Adam was extremely glad he’d paid attention when Dawn and Origen had educated him on the human constitution during their first meeting.

“We also know that information can be sent along electromagnetic fields—correct? For example, our voice and digital images are distributed as analog waves of information over the wireless network in order to make a TeleConnect call. For that matter, all wireless networks exchange data via various forms of electromagnetic wave fields. The etheric body is no different, it too is an electromagnetic field that can send and store data.

“As the special ops team continued with its research, it was soon discovered that every action we took in the flesh, every bit of information we gathered while alive, every situation we had lived through, was recorded and stored, in the form of electromagnetic particles and wave sequences within the etheric body that surrounded us. And the brain of the physical body acted as a receiver, tuning the human being’s Lux to the various waves or channels, in order that data analysis and memory recall might take place.”
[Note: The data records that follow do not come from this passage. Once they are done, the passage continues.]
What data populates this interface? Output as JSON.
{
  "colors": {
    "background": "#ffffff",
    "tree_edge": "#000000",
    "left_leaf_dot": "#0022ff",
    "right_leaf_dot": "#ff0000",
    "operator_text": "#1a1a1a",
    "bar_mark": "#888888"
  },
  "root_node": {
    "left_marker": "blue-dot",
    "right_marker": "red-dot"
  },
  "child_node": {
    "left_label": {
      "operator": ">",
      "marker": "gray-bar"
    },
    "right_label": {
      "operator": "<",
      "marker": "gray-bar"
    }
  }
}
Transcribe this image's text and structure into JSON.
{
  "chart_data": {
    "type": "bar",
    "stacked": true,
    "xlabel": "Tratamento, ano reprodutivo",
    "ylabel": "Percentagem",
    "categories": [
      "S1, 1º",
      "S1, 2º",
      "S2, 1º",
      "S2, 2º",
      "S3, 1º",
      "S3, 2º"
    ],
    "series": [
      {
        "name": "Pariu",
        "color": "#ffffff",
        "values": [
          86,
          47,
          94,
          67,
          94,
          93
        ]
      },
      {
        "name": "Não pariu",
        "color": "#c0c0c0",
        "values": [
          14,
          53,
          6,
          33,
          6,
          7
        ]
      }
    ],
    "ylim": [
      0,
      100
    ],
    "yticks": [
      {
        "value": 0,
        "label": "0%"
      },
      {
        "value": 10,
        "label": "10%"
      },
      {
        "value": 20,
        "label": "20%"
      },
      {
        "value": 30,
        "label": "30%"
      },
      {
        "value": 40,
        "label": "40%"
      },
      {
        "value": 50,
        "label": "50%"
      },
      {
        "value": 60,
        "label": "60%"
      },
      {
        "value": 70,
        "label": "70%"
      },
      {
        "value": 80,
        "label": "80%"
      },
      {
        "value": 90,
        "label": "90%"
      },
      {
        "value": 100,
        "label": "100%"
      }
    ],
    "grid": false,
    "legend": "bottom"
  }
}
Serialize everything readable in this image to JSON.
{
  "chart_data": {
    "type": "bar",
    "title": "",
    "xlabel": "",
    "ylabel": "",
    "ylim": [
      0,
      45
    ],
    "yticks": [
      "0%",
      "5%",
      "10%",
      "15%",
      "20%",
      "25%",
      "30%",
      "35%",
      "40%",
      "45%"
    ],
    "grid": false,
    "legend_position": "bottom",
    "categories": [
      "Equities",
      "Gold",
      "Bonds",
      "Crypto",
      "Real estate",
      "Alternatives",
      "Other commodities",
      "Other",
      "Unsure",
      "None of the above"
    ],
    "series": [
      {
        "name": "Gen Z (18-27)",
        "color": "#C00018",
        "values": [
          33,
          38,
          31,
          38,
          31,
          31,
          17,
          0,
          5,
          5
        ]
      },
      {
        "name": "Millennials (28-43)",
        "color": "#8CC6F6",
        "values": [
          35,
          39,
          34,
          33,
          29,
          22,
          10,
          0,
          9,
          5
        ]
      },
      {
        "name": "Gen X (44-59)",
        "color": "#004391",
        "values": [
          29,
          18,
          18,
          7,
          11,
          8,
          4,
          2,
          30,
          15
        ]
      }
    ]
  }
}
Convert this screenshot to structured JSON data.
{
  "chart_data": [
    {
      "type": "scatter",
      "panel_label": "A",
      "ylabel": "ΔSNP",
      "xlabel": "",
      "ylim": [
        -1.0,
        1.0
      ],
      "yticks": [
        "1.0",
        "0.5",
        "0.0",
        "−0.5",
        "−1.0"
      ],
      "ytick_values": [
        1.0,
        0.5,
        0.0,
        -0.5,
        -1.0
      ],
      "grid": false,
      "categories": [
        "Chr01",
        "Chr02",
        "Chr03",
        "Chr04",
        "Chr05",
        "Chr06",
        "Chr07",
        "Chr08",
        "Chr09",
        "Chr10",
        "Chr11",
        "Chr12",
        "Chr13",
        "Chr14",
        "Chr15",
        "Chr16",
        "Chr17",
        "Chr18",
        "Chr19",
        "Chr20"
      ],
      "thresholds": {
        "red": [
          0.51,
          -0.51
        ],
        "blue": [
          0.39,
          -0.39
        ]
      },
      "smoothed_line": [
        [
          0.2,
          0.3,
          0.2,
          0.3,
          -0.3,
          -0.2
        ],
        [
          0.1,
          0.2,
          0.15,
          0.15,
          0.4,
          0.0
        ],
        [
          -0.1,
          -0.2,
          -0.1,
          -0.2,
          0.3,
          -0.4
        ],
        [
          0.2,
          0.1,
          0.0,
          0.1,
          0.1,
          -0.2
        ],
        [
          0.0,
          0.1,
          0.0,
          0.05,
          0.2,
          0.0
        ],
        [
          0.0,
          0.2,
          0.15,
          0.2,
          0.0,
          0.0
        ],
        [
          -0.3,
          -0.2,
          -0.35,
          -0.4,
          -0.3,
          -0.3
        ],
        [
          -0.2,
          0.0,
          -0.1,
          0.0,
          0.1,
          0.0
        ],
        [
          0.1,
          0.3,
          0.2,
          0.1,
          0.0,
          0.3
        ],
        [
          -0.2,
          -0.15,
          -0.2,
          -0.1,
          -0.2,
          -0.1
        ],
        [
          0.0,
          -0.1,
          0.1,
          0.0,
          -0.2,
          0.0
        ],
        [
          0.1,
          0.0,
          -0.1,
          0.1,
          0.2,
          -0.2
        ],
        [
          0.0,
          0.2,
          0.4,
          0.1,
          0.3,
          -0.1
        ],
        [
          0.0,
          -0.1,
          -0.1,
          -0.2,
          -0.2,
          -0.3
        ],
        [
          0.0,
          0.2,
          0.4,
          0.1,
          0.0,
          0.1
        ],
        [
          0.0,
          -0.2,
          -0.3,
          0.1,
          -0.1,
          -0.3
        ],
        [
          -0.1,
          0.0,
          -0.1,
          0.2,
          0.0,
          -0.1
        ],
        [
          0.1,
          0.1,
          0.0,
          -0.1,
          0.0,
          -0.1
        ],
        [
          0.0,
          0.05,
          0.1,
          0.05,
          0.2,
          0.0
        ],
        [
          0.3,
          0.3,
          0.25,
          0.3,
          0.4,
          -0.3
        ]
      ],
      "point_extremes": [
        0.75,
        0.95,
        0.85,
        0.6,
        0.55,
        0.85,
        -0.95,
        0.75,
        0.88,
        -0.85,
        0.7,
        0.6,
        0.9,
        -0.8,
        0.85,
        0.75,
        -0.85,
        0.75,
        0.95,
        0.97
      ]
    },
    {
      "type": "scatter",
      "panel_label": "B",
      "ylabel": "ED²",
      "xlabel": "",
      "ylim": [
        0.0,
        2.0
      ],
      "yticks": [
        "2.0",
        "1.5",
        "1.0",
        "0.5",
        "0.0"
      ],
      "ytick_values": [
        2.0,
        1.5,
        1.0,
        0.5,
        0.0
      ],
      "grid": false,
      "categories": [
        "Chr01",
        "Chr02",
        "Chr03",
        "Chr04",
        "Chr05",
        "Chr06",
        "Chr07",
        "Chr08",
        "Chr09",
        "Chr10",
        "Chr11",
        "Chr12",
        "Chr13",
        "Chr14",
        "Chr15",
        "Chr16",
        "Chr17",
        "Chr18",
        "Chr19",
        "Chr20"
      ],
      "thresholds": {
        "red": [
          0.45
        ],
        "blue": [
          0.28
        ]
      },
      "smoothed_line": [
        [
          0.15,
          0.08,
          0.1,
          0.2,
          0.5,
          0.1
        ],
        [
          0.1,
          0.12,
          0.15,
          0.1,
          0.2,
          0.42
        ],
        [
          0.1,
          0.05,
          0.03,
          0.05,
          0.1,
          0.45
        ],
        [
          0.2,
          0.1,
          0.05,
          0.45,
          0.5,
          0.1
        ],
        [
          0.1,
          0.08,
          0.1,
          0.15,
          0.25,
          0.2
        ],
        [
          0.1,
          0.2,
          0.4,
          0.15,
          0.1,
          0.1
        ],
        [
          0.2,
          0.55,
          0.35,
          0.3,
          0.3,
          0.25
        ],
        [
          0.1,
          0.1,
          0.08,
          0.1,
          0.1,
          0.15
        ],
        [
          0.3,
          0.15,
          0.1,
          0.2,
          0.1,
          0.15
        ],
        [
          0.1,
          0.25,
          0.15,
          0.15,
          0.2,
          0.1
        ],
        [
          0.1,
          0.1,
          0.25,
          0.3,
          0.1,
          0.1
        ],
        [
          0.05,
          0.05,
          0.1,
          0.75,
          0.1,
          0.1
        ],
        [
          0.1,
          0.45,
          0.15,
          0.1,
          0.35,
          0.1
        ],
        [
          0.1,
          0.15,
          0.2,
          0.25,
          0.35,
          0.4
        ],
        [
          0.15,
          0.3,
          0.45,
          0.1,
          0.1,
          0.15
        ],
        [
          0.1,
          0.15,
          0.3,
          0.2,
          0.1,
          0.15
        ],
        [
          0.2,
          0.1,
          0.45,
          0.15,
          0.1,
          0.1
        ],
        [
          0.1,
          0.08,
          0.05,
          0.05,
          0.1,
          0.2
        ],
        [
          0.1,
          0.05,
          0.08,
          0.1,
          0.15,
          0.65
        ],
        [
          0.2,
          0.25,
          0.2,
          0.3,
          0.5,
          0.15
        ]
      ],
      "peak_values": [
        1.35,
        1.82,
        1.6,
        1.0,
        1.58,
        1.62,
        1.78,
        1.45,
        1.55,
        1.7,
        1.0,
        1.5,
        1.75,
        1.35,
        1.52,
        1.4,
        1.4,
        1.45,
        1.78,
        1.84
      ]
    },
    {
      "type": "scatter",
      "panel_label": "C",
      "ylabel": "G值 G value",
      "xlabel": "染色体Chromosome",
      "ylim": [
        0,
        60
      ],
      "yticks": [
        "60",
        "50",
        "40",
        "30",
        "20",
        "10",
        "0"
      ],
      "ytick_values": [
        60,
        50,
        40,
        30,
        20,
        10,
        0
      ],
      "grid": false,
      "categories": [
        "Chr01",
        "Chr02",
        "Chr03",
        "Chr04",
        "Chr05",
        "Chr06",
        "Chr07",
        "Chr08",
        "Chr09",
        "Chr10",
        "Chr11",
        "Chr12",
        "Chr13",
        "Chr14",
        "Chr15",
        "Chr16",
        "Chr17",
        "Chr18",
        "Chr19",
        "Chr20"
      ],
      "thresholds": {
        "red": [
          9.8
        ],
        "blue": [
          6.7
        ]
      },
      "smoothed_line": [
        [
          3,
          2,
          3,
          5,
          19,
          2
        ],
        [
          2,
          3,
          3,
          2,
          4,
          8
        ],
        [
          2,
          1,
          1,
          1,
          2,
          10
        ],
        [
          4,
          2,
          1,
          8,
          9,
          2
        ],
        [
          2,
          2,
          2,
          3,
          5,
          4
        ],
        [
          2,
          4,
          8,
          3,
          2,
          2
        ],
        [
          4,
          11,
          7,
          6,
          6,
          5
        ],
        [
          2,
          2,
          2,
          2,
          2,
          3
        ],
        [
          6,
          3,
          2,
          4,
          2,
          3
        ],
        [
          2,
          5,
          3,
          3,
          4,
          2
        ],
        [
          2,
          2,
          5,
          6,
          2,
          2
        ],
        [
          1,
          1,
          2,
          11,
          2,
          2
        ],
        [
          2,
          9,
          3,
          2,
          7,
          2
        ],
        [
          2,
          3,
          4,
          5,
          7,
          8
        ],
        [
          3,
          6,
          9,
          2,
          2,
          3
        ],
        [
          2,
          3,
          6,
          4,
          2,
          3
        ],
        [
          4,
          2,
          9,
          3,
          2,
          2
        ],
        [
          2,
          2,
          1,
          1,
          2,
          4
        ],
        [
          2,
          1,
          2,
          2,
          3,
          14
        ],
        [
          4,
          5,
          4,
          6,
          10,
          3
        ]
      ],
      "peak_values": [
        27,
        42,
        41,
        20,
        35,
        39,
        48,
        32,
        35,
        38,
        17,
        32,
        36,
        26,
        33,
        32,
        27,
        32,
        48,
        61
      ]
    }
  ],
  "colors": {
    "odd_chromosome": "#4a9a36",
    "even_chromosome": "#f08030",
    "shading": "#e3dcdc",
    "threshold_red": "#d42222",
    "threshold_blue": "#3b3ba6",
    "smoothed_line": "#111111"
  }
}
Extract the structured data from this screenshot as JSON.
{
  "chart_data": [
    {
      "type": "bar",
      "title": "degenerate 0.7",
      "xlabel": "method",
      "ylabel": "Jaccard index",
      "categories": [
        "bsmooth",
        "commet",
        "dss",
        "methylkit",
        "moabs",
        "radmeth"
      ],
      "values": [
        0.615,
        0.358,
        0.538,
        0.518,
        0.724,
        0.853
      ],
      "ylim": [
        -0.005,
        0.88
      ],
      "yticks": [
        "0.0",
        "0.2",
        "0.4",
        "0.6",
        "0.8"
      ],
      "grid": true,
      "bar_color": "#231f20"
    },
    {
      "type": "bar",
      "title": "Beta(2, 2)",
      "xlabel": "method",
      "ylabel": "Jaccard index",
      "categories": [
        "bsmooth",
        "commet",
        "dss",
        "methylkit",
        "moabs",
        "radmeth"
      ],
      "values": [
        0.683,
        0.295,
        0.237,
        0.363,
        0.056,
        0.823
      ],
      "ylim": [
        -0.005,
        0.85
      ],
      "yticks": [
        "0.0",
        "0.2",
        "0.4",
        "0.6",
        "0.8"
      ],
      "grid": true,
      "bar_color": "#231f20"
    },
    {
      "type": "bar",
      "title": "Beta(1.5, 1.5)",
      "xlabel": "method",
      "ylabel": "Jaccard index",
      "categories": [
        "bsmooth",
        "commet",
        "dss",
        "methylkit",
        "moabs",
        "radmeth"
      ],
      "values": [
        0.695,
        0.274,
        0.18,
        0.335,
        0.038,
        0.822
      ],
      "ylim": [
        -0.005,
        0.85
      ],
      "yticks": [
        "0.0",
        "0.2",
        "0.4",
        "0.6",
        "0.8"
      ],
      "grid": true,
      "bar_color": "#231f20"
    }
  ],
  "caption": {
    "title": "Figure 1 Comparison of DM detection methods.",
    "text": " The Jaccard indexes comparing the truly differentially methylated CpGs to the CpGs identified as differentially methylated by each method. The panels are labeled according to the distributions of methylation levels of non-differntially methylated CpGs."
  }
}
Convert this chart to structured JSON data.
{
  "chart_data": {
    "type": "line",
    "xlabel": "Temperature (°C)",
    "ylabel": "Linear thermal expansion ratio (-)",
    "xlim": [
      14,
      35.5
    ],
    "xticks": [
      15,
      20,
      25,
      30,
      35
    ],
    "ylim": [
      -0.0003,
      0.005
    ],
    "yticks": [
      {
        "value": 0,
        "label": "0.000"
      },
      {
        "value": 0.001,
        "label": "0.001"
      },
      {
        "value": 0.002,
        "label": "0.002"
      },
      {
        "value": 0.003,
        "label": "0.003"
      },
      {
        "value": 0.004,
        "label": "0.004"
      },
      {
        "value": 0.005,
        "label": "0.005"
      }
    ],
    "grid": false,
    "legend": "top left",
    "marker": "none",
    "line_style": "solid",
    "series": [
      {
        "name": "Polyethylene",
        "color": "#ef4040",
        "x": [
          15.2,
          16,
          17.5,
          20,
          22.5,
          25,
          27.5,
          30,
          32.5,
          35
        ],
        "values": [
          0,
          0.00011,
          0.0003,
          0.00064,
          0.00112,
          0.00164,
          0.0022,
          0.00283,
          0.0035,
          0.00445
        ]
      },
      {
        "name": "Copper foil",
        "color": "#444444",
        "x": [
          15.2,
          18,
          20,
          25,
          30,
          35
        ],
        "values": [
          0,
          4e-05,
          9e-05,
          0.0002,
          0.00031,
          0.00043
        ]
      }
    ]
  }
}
Adam and Dawn stared at Edgar Prince, not quite understanding him. Edgar wasn’t surprised. He’d always been a man before his time, and no one had ever really understood him.

“Consider it this way,” Edgar continued with a touch of delight, “The human brain was actually a radio, set to the correct channel frequency of the etheric body. In order to recall the information, it tuned in and transmitted the data waves to the Lux, which would then determine the day-to-day choices and actions that the human being would follow. When the brain was damaged and unable to tune into the etheric body, memory lapses and other forms of dementia would occur. When the brain was healthy, it kept the three-fold body in a state of harmonious communication.”

“So the etheric body was not only responsible for attaching the Lux to the physical body, it also recorded the life lived while in the body?” Dawn asked.